Связь оборвалась, и я, не раздумывая, сунул телефон в карман пиджака. Он показался тяжелее, чем обычно, как будто вместе с аппаратом я убирал в карман что-то ещё — напряжение, догадки, ту самую паузу, в которой он не стал сразу отвечать про Арину. Паузу, за которую я успел умереть и воскреснуть.
— Что-то случилось? — прозвучал рядом голос Алексея Михайловича. Товарищ был спокойным, только в глазах таилась внимательность, которую не спутать с равнодушием.
Я мельком взглянул на него. Он не призвал тотемы, не начал читать молитвы на случай, если я вновь начну светиться, как маяк в загробном тумане. Просто стоял рядом. Как человек, который видел во мне что-то нечеловеческое, и всё равно остался.
И я был ему за это благодарен.
— Мне нужно в клуб «Эгоист». Нечаев назначил мне встречу, — сказал я, стараясь, чтобы голос звучал ровно. Хотя внутри всё еще ощутимо покачивалось.
— Он в этом обществе? — с уважением протянул Суворов, удивление на лице сменилось лёгким восхищением. — Важный у тебя родственник.

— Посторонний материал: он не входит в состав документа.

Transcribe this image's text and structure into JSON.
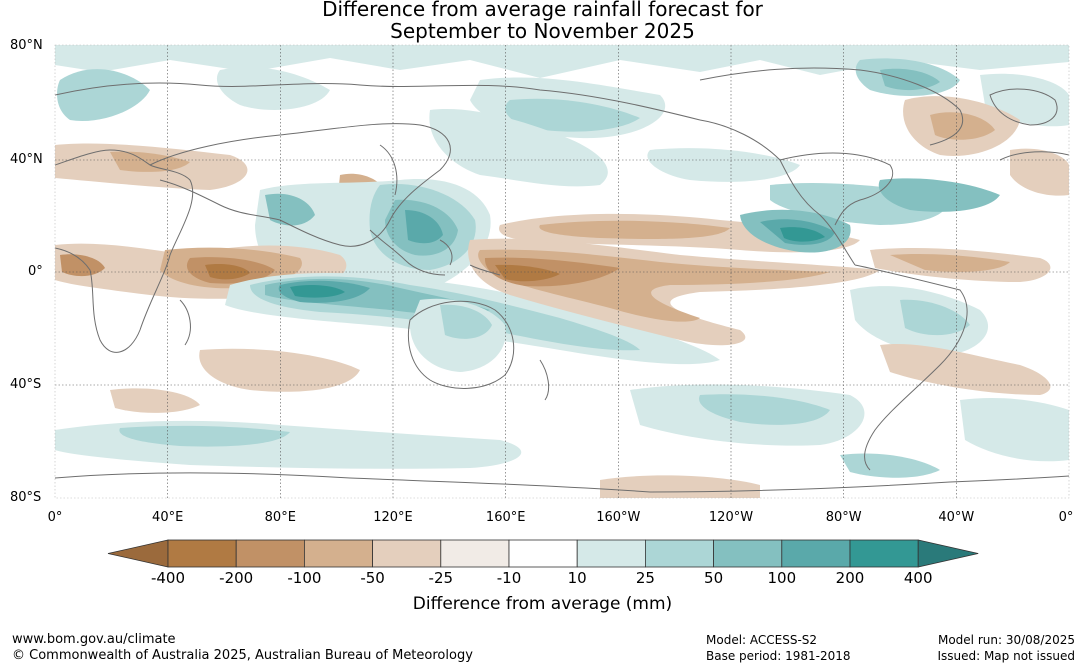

Я только кивнул, не вдаваясь в подробности. Не стал рассказывать, что у нас в семье все мужчины автоматически становились членами этого клуба. Без лишних вопросов и церемоний. Вот только для меня «Эгоист» всегда оставался чем-то вроде фамильного сервиза: вот он есть, но использовать не с кем. Да и не тянуло туда.
Здание клуба «Эгоист» не имело вывески. Лишь старая, потемневшая от времени дубовая дверь с бронзовой ручкой и узкой вертикальной прорезью, за которой горел тусклый свет. Дом когда-то был кинотеатром — с полукруглым фасадом, облупленной лепниной над входом и высокими окнами, которые теперь были зашторены изнутри тяжёлой тканью. Фасад скрывался в глубине окружённого со всех сторон домами двора-колодца, чьи окна смотрели не наружу, а друг на друга, как уставшие собеседники, которым нечего сказать.